Monday, July 05, 2010

North Country Trail journal -- June 20, 2010


Sunday, June 20, 2010

I am leaning against my pack near the shores of Tower Lake in the Rainbow Lake Wilderness. I hear flies buzzing, bird call, bullfrog hiccup, the low drone of dragon flies, and the wind sigh through the trees. Conspicuously absent is the sound of any internal combustion engines, not even aircraft.

Today is Father’s Day and my thoughts go out to my dad and son. I wish I could be with them today, but here’s a pretty good place too. I’m feeling a little run down. Can’t seem to find the ol’ get-up-and-go. But it’s a beautiful day. I’ll get there.

I haven’t seen anyone on the trail in over 48 hours. I look forward to Drummond tomorrow, if only to interact with others. I love this solitude, but am at heart a social creature. [Later, as I took a break at a dirt roadside, a truck pulled up and a fisherman got out. He wished me a good day, breaking my on-trail drought of human contact. I never saw another backpacker.]

I overshot Lake Ruth by a couple miles last night. I realized this when I got to Muskie Lake Road and checked the maps. The map makes it appear as if the trail goes right by the lake, but it’s really a short hike down a forest road. Just as I realized this overshot on the map, I look up and see the trail sign “Lake Ruth 1.6 m.”

I never thought I would face a water shortage on this trip. But the last few miles have taken me across sandy soil, a glacial outwash, no doubt, and any standing water is soaked up out of sight. After overshooting Lake Ruth, exhausted and stumble footed, I stow my pack just off the trail in the woods a bit and, with water bottles in hand, hoofed it up the road towards Muskie Lake. I held up my empty water bottles to two trucks that passed. One slowed down and this beady-eyed inbred ingrate with a furious look stared at me as they passed slowly. His was the only face I saw yesterday. The truck stopped, and as I walked to it, they sped up and drove away, spitting gravel and leaving a trail of dust. Hee haw!

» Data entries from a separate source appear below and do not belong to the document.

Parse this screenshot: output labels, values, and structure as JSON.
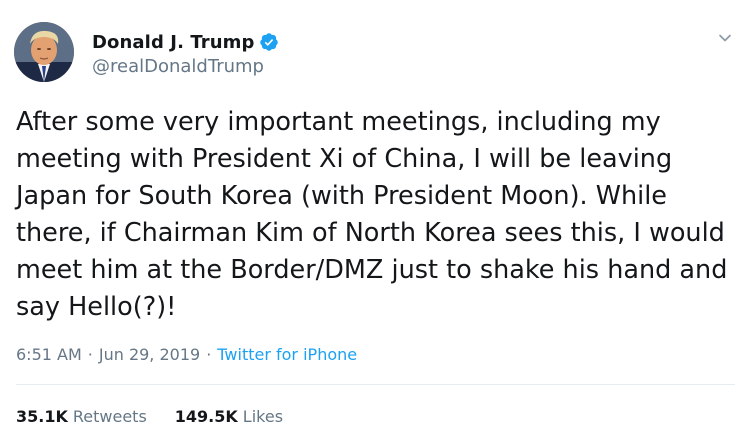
{
  "tweet": {
    "author": {
      "display_name": "Donald J. Trump",
      "handle": "@realDonaldTrump",
      "verified": true,
      "avatar_icon": "profile-photo"
    },
    "text": "After some very important meetings, including my meeting with President Xi of China, I will be leaving Japan for South Korea (with President Moon). While there, if Chairman Kim of North Korea sees this, I would meet him at the Border/DMZ just to shake his hand and say Hello(?)!",
    "time": "6:51 AM",
    "date": "Jun 29, 2019",
    "separator": "·",
    "source": "Twitter for iPhone",
    "retweets_count": "35.1K",
    "retweets_label": "Retweets",
    "likes_count": "149.5K",
    "likes_label": "Likes"
  },
  "colors": {
    "accent": "#1da1f2",
    "text": "#14171a",
    "secondary": "#657786",
    "divider": "#e6ecf0"
  },
  "icons": {
    "verified": "verified-badge-icon",
    "more": "chevron-down-icon"
  }
}
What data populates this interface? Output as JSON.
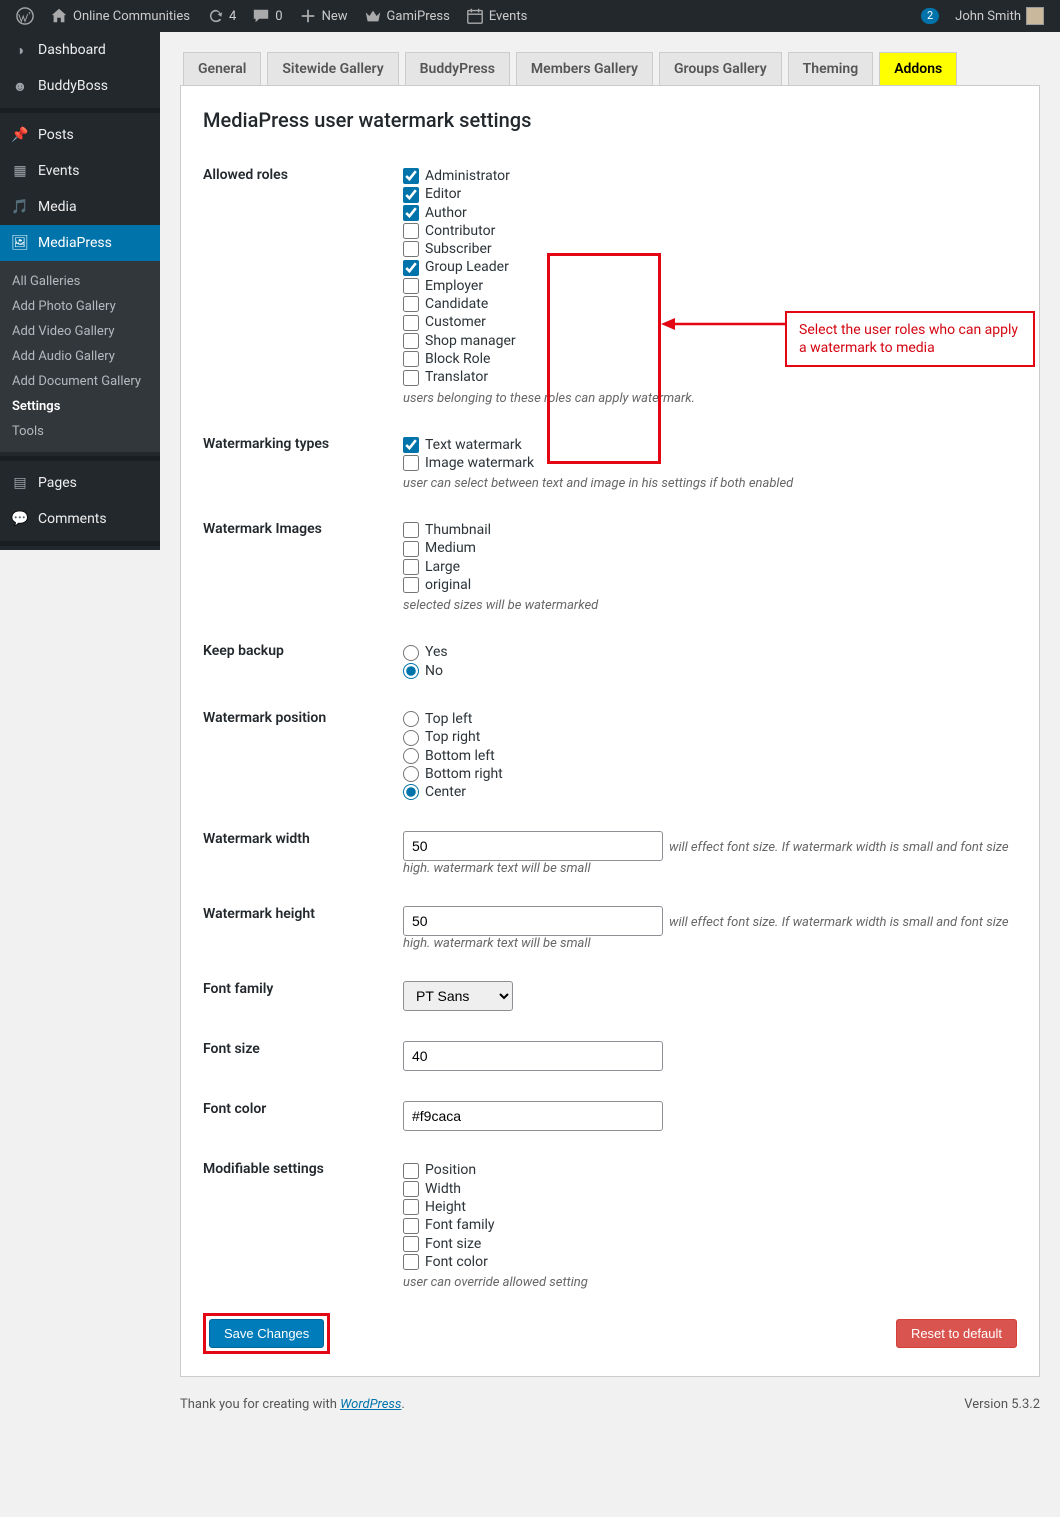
{
  "adminbar": {
    "site_name": "Online Communities",
    "updates": "4",
    "comments": "0",
    "new": "New",
    "gamipress": "GamiPress",
    "events": "Events",
    "user_notif": "2",
    "user_name": "John Smith"
  },
  "sidebar": {
    "dashboard": "Dashboard",
    "buddyboss": "BuddyBoss",
    "posts": "Posts",
    "events": "Events",
    "media": "Media",
    "mediapress": "MediaPress",
    "submenu": {
      "all": "All Galleries",
      "photo": "Add Photo Gallery",
      "video": "Add Video Gallery",
      "audio": "Add Audio Gallery",
      "doc": "Add Document Gallery",
      "settings": "Settings",
      "tools": "Tools"
    },
    "pages": "Pages",
    "comments": "Comments"
  },
  "tabs": {
    "general": "General",
    "sitewide": "Sitewide Gallery",
    "buddypress": "BuddyPress",
    "members": "Members Gallery",
    "groups": "Groups Gallery",
    "theming": "Theming",
    "addons": "Addons"
  },
  "page_title": "MediaPress user watermark settings",
  "annotation": "Select the user roles who can apply a watermark to media",
  "rows": {
    "allowed_roles": {
      "label": "Allowed roles",
      "options": [
        {
          "label": "Administrator",
          "checked": true
        },
        {
          "label": "Editor",
          "checked": true
        },
        {
          "label": "Author",
          "checked": true
        },
        {
          "label": "Contributor",
          "checked": false
        },
        {
          "label": "Subscriber",
          "checked": false
        },
        {
          "label": "Group Leader",
          "checked": true
        },
        {
          "label": "Employer",
          "checked": false
        },
        {
          "label": "Candidate",
          "checked": false
        },
        {
          "label": "Customer",
          "checked": false
        },
        {
          "label": "Shop manager",
          "checked": false
        },
        {
          "label": "Block Role",
          "checked": false
        },
        {
          "label": "Translator",
          "checked": false
        }
      ],
      "desc": "users belonging to these roles can apply watermark."
    },
    "watermarking_types": {
      "label": "Watermarking types",
      "options": [
        {
          "label": "Text watermark",
          "checked": true
        },
        {
          "label": "Image watermark",
          "checked": false
        }
      ],
      "desc": "user can select between text and image in his settings if both enabled"
    },
    "watermark_images": {
      "label": "Watermark Images",
      "options": [
        {
          "label": "Thumbnail",
          "checked": false
        },
        {
          "label": "Medium",
          "checked": false
        },
        {
          "label": "Large",
          "checked": false
        },
        {
          "label": "original",
          "checked": false
        }
      ],
      "desc": "selected sizes will be watermarked"
    },
    "keep_backup": {
      "label": "Keep backup",
      "options": [
        {
          "label": "Yes",
          "checked": false
        },
        {
          "label": "No",
          "checked": true
        }
      ]
    },
    "watermark_position": {
      "label": "Watermark position",
      "options": [
        {
          "label": "Top left",
          "checked": false
        },
        {
          "label": "Top right",
          "checked": false
        },
        {
          "label": "Bottom left",
          "checked": false
        },
        {
          "label": "Bottom right",
          "checked": false
        },
        {
          "label": "Center",
          "checked": true
        }
      ]
    },
    "watermark_width": {
      "label": "Watermark width",
      "value": "50",
      "note": "will effect font size. If watermark width is small and font size high. watermark text will be small"
    },
    "watermark_height": {
      "label": "Watermark height",
      "value": "50",
      "note": "will effect font size. If watermark width is small and font size high. watermark text will be small"
    },
    "font_family": {
      "label": "Font family",
      "value": "PT Sans"
    },
    "font_size": {
      "label": "Font size",
      "value": "40"
    },
    "font_color": {
      "label": "Font color",
      "value": "#f9caca"
    },
    "modifiable": {
      "label": "Modifiable settings",
      "options": [
        {
          "label": "Position",
          "checked": false
        },
        {
          "label": "Width",
          "checked": false
        },
        {
          "label": "Height",
          "checked": false
        },
        {
          "label": "Font family",
          "checked": false
        },
        {
          "label": "Font size",
          "checked": false
        },
        {
          "label": "Font color",
          "checked": false
        }
      ],
      "desc": "user can override allowed setting"
    }
  },
  "buttons": {
    "save": "Save Changes",
    "reset": "Reset to default"
  },
  "footer": {
    "thank": "Thank you for creating with ",
    "wp": "WordPress",
    "version": "Version 5.3.2"
  }
}
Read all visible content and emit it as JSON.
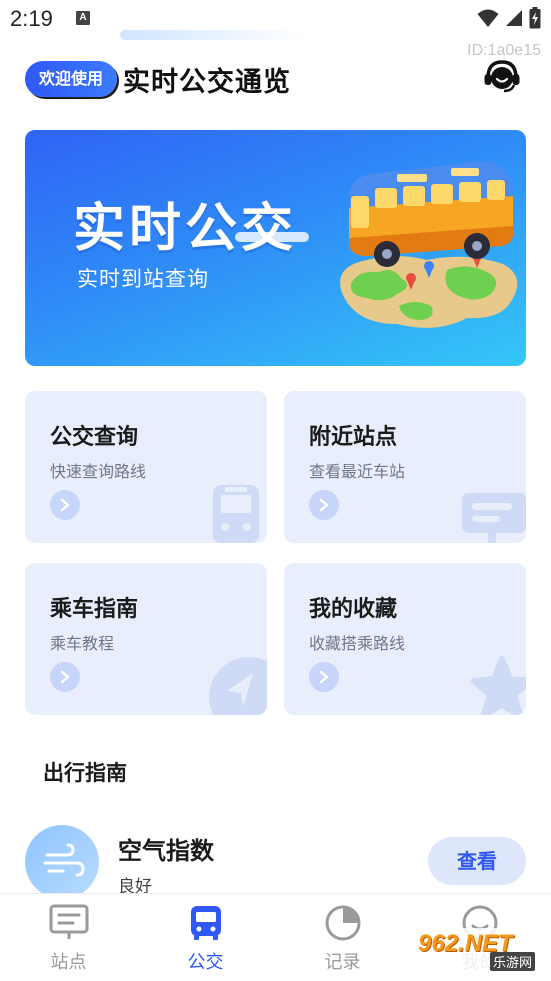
{
  "status_bar": {
    "time": "2:19",
    "notification_letter": "A",
    "icons": [
      "wifi-icon",
      "signal-icon",
      "battery-charging-icon"
    ]
  },
  "header": {
    "welcome_pill": "欢迎使用",
    "app_title": "实时公交通览",
    "device_id": "ID:1a0e15",
    "support_icon": "headset-icon"
  },
  "banner": {
    "title": "实时公交",
    "subtitle": "实时到站查询",
    "art": "bus-on-map-illustration"
  },
  "cards": [
    {
      "title": "公交查询",
      "subtitle": "快速查询路线",
      "icon": "bus-icon"
    },
    {
      "title": "附近站点",
      "subtitle": "查看最近车站",
      "icon": "bus-stop-sign-icon"
    },
    {
      "title": "乘车指南",
      "subtitle": "乘车教程",
      "icon": "navigation-arrow-icon"
    },
    {
      "title": "我的收藏",
      "subtitle": "收藏搭乘路线",
      "icon": "star-icon"
    }
  ],
  "guide": {
    "section_title": "出行指南",
    "item": {
      "title": "空气指数",
      "status": "良好",
      "button": "查看",
      "icon": "wind-icon"
    }
  },
  "tabbar": {
    "active_index": 1,
    "active_color": "#2f58f4",
    "tabs": [
      {
        "label": "站点",
        "icon": "stop-board-icon"
      },
      {
        "label": "公交",
        "icon": "bus-icon"
      },
      {
        "label": "记录",
        "icon": "history-icon"
      },
      {
        "label": "我的",
        "icon": "profile-icon"
      }
    ]
  },
  "watermark": {
    "main": "962.NET",
    "sub": "乐游网"
  },
  "colors": {
    "primary": "#2f58f4",
    "card_bg": "#e9eefc",
    "banner_start": "#2f63f5",
    "banner_end": "#34c7f7"
  }
}
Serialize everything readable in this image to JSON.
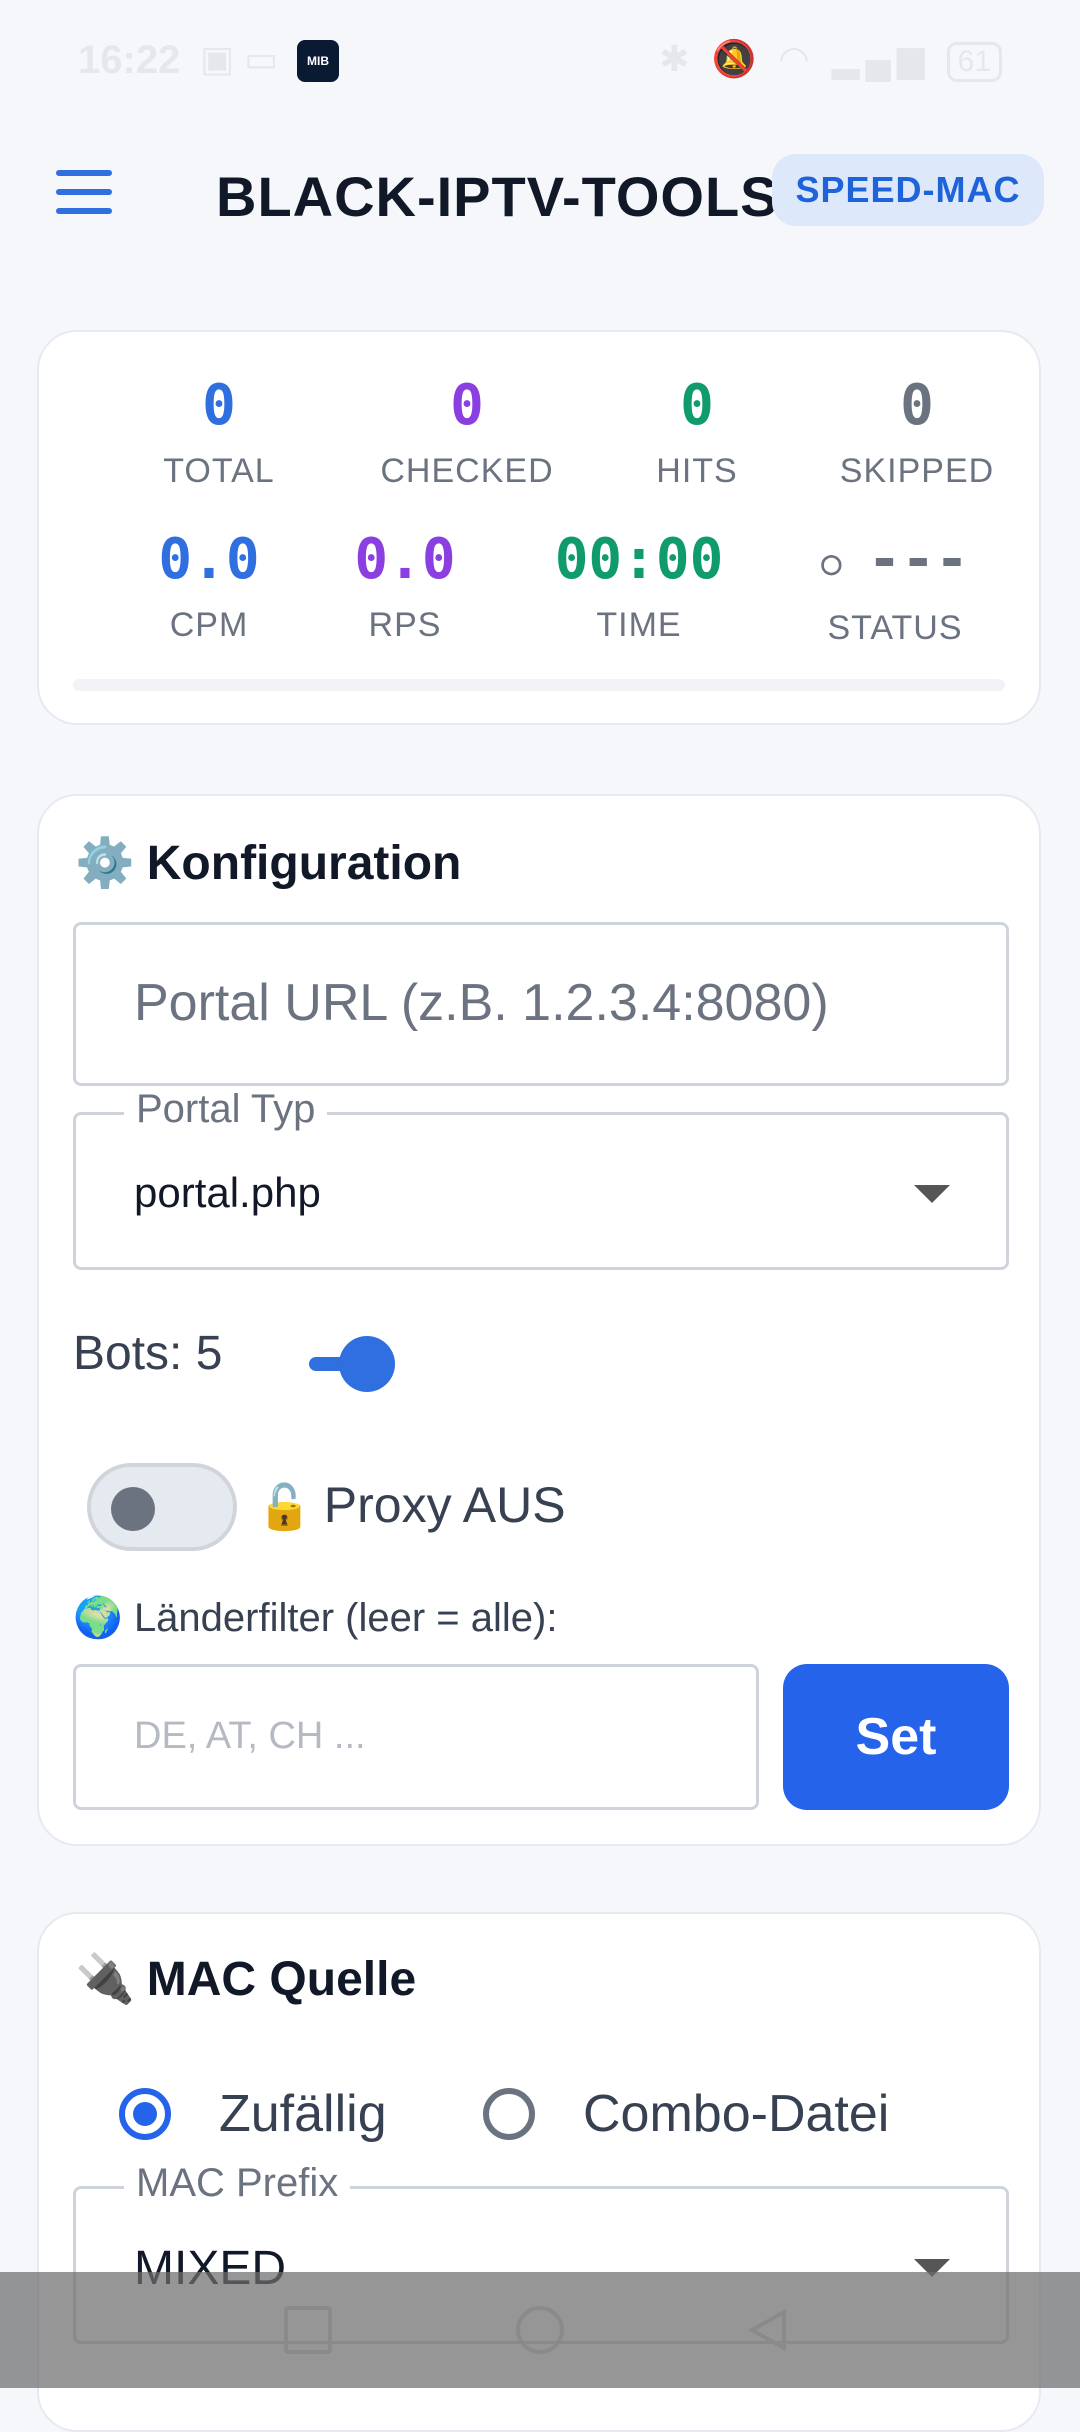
{
  "status_bar": {
    "time": "16:22",
    "battery": "61",
    "icons": [
      "nfc-icon",
      "sim-icon",
      "app-icon",
      "check-icon",
      "bluetooth-icon",
      "mute-icon",
      "wifi-icon",
      "signal-icon",
      "battery-icon"
    ]
  },
  "appbar": {
    "title": "BLACK-IPTV-TOOLS",
    "mode_chip": "SPEED-MAC",
    "app_icon_text": "MIB"
  },
  "stats": {
    "total": {
      "value": "0",
      "label": "TOTAL"
    },
    "checked": {
      "value": "0",
      "label": "CHECKED"
    },
    "hits": {
      "value": "0",
      "label": "HITS"
    },
    "skipped": {
      "value": "0",
      "label": "SKIPPED"
    },
    "cpm": {
      "value": "0.0",
      "label": "CPM"
    },
    "rps": {
      "value": "0.0",
      "label": "RPS"
    },
    "time": {
      "value": "00:00",
      "label": "TIME"
    },
    "status": {
      "value": "---",
      "label": "STATUS",
      "indicator": "○"
    }
  },
  "config": {
    "title": "Konfiguration",
    "title_icon": "⚙️",
    "portal_url_placeholder": "Portal URL (z.B. 1.2.3.4:8080)",
    "portal_type_label": "Portal Typ",
    "portal_type_value": "portal.php",
    "bots_label": "Bots: 5",
    "bots_value": 5,
    "proxy_label": "Proxy AUS",
    "proxy_icon": "🔓",
    "proxy_enabled": false,
    "country_filter_label": "Länderfilter (leer = alle):",
    "country_filter_icon": "🌍",
    "country_filter_placeholder": "DE, AT, CH ...",
    "set_button": "Set"
  },
  "mac_source": {
    "title": "MAC Quelle",
    "title_icon": "🔌",
    "options": [
      "Zufällig",
      "Combo-Datei"
    ],
    "selected": "Zufällig",
    "prefix_label": "MAC Prefix",
    "prefix_value": "MIXED"
  },
  "colors": {
    "accent": "#2563eb",
    "total": "#2f6fe0",
    "checked": "#8b3fe0",
    "hits": "#0f9b6c",
    "skipped": "#6b7280"
  }
}
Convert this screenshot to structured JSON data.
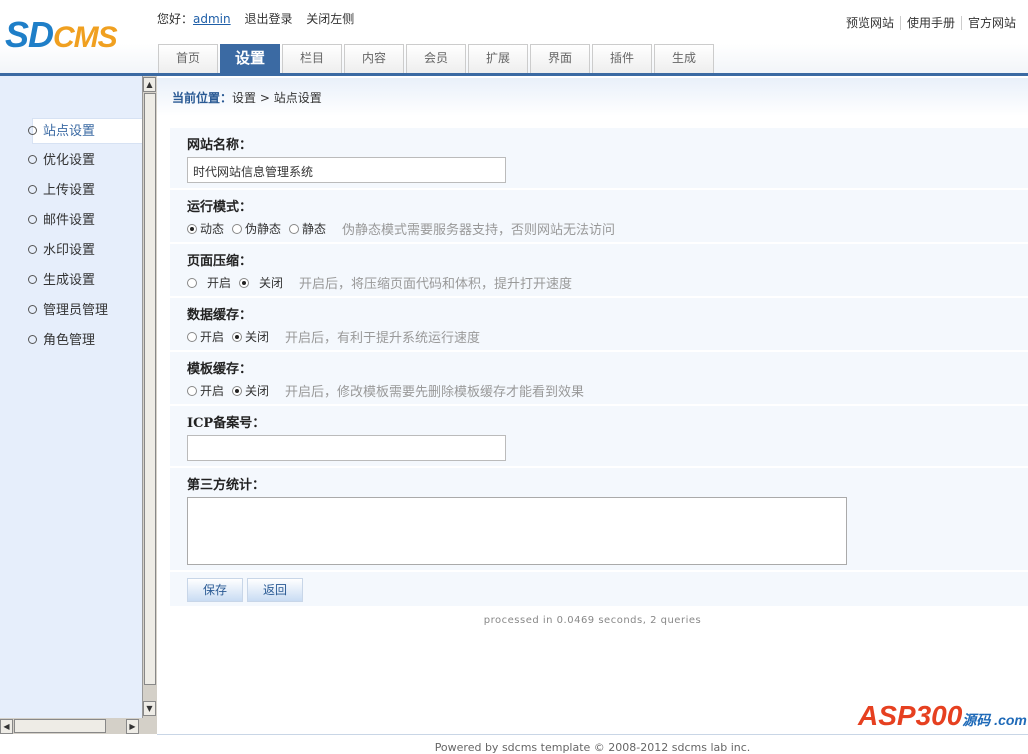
{
  "logo": {
    "part1": "SD",
    "part2": "CMS"
  },
  "userbar": {
    "greeting": "您好：",
    "user": "admin",
    "logout": "退出登录",
    "close_left": "关闭左侧"
  },
  "toplinks": [
    "预览网站",
    "使用手册",
    "官方网站"
  ],
  "tabs": [
    "首页",
    "设置",
    "栏目",
    "内容",
    "会员",
    "扩展",
    "界面",
    "插件",
    "生成"
  ],
  "active_tab": 1,
  "sidebar": [
    "站点设置",
    "优化设置",
    "上传设置",
    "邮件设置",
    "水印设置",
    "生成设置",
    "管理员管理",
    "角色管理"
  ],
  "breadcrumb": {
    "label": "当前位置：",
    "path": "设置 > 站点设置"
  },
  "form": {
    "site_name": {
      "label": "网站名称：",
      "value": "时代网站信息管理系统"
    },
    "run_mode": {
      "label": "运行模式：",
      "options": [
        "动态",
        "伪静态",
        "静态"
      ],
      "selected": "动态",
      "hint": "伪静态模式需要服务器支持，否则网站无法访问"
    },
    "compress": {
      "label": "页面压缩：",
      "options": [
        "开启",
        "关闭"
      ],
      "selected": "关闭",
      "hint": "开启后，将压缩页面代码和体积，提升打开速度"
    },
    "data_cache": {
      "label": "数据缓存：",
      "options": [
        "开启",
        "关闭"
      ],
      "selected": "关闭",
      "hint": "开启后，有利于提升系统运行速度"
    },
    "tpl_cache": {
      "label": "模板缓存：",
      "options": [
        "开启",
        "关闭"
      ],
      "selected": "关闭",
      "hint": "开启后，修改模板需要先删除模板缓存才能看到效果"
    },
    "icp": {
      "label": "ICP备案号：",
      "value": ""
    },
    "stats": {
      "label": "第三方统计：",
      "value": ""
    },
    "save": "保存",
    "back": "返回"
  },
  "processed": "processed in 0.0469 seconds, 2 queries",
  "powered": "Powered by sdcms template © 2008-2012 sdcms lab inc.",
  "watermark": {
    "brand": "ASP300",
    "suffix": "源码 .com"
  }
}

When I saw a lake, I ignored a private property sign and bushwacked to the lake. Unfortunately, the shore was all mud and standing water too shallow to dip into. I saw a dock nearby, worked my way towards it, and quickly, stealthily staying low, I filled up my two liters. But as I was walking back up the road, I saw an empty vacation home just off the road with a spigot on the side of the building. I did my best sneak walk, dumped my lake water, and filled up on well water. As I walked back into the national forest at dusk, a train of ATV riders passed along with a few trucks towing boats. This is what most people consider getting away from it all. I’ve lived in a different world the past few days. This brief respite back into civilization has been rude, loud, and dusty.

I made it back to the trail after dark, walked about 100 yards up the trail, and set up my tent right on the trail. I know this is a no-no, but was too tired to care. The trail is on an old forest road. There’s room for critters or, miracle of miracles, hikers, to pass. I tried to boil water, but my stove, which has been sputtering the past few days, now refused to fire up. I sent the alcohol stove back-up home with Steve. I tried to eat cold stuffing, but found it unpalatable. I didn’t have much of an appetite anyways. As I lay in my bag, nodding off to blissful, exhausted sleep, I heard a fireworks show nearby. That explains all the traffic. No matter. I’m in my world. They’re in theirs.